All three countries have well-established wine-making traditions. Each produces wines in a way suited to its particular regions. What unites the three countries’ wine-making traditions in this region is the Moselle River. Leaving France just south of Schengen, the river then runs between Germany and Luxembourg for some 42 kilometers. Within such a short distance, the Luxembourgers have successfully maximized their limited opportunity to grow grapes. The result of this geographic happenstance is lots of wine, which pairs with good food, and tranquil countryside.
I found a bike trail online that would give me a chance to experience this region’s wine, food, and countryside. The trail is set in the heart of the Luxembourg wine country, thus providing ample opportunity to sample some unique wines, as it passes through some of the more well-known towns along the river.
Beginning the ride in Ehnen, officially just outside the Wine Museum, the town recedes from the river to the base of the hills covered by its claim to fame: the vineyards. Climbing the hills which rise steeply away from town, the trail soon plateaus. I used the opportunity to catch my breath, and enjoy the views of the river before continuing through vineyards to the next town.
Coming off the hillside, I found myself in the wine village of Greiveldange, so quiet I thought it deserted. Cows grazed in the meadows on the edge of the town, watching as I biked by them. Thoughts of a cheese plate for dessert that evening flashed through my head.
Pedaling along a country road hidden behind the green hills lining the river, I burned off the calories I would be consuming that evening. Like a giant roller coaster, the road took me up then down, a couple of times, around curves, and finally into the village of Bous. My next goal was conquering the endless hill outside Erpeldange, but the end result was worth it. On a hill high about the wine village of Wellenstein, there was a great picnic site with all the requisites: tables, shade, great views and a cool breeze.
The trail then headed downhill, and into the town of Remich, a great small town with a wonderful small-town atmosphere: friendly, laid-back, and welcoming. A quirky statue of Bacchus, mini-golf, an outdoor pool, wine cruises, are just some of the things I saw while riding along the bike path on the river’s edge.

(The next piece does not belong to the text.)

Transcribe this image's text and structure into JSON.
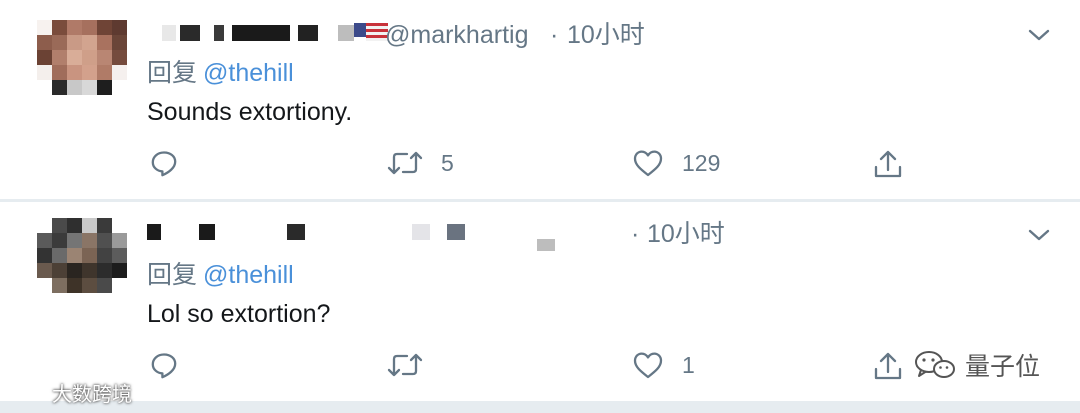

The trail from Remich to Stadtbredimus affords ample opportunity to experience the Moselle. Barges move up and down river, anglers line the banks in spots, families watch the river scene from nearby benches, bikers and walkers make their way along the wide, paved, vehicle-free path. Wine enthusiasts have several chances to sample local wines: I counted at least 4 open wine cellars on this section of the trail.
But a couple more hills to go, one leading high above Stadtbredimus and back into Greiveldange, past yet another wine cellar. As I left Greiveldange behind, the trail followed along a ridge overlooking the Moselle, through quiet fields and vineyards. On the hill above Ehnen, I passed what I refer to as “the pink house”. A shocking color, it is an unmistakable and unforgettable reference point on the trail. It was my second time there, and I knew the trail would soon end back at the start point. I’d really experienced a good ride, and only wished I had more time to bike the trails through this charming area.